Ignore your dog when you come and go. Making too big a deal of your departures will teach your dog to make a big deal of departures. Ignore your dog when leaving and do not have a party when you get back.

Do not let your dog be a Velcro dog. Discourage allowing your dog to follow you everywhere. Staying in another room will help your dog learn that being alone is not dangerous. Do not allow your dog to sit next to you all the time. Resting and sleeping while not touching will help your dog feel more confident when alone.

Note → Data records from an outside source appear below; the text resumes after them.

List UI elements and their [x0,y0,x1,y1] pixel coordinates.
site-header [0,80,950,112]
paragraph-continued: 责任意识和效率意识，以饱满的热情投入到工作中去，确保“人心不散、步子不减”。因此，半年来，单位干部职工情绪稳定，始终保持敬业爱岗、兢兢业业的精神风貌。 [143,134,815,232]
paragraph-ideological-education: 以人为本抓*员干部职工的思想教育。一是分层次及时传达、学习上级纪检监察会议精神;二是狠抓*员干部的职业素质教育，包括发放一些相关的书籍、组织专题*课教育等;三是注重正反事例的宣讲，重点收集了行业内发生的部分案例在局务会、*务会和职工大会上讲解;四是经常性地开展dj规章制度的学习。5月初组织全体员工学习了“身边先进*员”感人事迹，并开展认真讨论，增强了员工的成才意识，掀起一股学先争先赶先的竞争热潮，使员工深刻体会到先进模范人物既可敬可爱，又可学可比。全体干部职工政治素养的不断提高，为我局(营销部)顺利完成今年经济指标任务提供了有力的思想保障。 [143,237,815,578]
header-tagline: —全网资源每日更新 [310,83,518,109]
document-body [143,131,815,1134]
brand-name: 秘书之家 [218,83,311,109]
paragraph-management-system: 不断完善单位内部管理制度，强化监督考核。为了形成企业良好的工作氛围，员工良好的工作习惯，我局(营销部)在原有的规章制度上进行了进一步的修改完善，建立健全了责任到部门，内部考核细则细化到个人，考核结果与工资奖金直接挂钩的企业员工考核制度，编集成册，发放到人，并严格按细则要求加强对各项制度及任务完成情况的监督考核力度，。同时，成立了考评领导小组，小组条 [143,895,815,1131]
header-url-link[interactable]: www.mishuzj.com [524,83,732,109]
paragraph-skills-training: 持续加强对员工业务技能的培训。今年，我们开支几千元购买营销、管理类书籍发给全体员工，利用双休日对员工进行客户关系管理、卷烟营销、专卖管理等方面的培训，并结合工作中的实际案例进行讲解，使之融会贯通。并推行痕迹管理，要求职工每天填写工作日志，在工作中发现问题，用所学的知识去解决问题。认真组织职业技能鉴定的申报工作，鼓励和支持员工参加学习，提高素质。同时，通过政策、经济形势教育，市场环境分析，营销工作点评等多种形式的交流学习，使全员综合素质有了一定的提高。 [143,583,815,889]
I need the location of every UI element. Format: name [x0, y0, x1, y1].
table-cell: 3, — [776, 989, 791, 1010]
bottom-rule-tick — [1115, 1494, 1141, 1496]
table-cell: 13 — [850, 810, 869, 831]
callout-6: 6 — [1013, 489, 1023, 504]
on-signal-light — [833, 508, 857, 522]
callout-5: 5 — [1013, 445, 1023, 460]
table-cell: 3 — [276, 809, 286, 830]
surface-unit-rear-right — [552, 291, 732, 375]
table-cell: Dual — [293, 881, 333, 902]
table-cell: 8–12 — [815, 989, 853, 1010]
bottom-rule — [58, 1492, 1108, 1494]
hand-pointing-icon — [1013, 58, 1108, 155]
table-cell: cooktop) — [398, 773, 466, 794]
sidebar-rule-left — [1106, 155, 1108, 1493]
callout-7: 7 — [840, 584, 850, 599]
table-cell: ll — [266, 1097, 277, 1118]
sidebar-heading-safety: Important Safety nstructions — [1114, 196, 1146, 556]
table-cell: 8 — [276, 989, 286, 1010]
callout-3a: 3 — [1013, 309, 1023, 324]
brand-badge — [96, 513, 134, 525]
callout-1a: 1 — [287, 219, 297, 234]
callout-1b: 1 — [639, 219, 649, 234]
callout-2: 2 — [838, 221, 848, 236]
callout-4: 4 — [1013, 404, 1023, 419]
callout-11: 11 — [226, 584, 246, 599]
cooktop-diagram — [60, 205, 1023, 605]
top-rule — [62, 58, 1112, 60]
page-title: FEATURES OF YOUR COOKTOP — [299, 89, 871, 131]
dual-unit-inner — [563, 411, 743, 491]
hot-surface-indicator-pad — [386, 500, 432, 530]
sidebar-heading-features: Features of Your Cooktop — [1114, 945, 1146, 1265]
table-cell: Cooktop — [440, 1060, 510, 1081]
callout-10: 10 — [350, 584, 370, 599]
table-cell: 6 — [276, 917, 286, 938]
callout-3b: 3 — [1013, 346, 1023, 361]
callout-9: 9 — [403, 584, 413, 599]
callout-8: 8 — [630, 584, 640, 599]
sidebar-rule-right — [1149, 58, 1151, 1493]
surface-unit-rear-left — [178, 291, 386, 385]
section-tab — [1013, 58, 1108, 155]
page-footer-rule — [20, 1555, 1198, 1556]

Give your dog a delicious and long-lasting chew before you leave. Although many anxious dogs will not eat when left alone, some will, and when they do, their anxiety is reduced. Leaving a very delicious chew may be something a dog just cannot refuse! Try a Kong toy or hollow marrow bone filled with cheese spread, peanut butter, or treats. Only give this toy before you leave. Pick it up when you come home.

Use the "Say Please" program.  This is a program to teach your dog to politely ask for things before they are given. This is an easy way to become your dog's gentle leader and to decrease your dog's "Velcro" tendencies. All you do is ask your dog to sit before you do anything for him or her and give praise after he or she sits. For instance: sit before being pet, sit before being greeted, sit before putting a leash on, sit before opening the door, sit before putting the food bowl down, sit before giving a treat, sit before throwing a ball, sit before getting in the car.

Some dogs do better alone in a crate; others are more comfortable in a more open area in the house.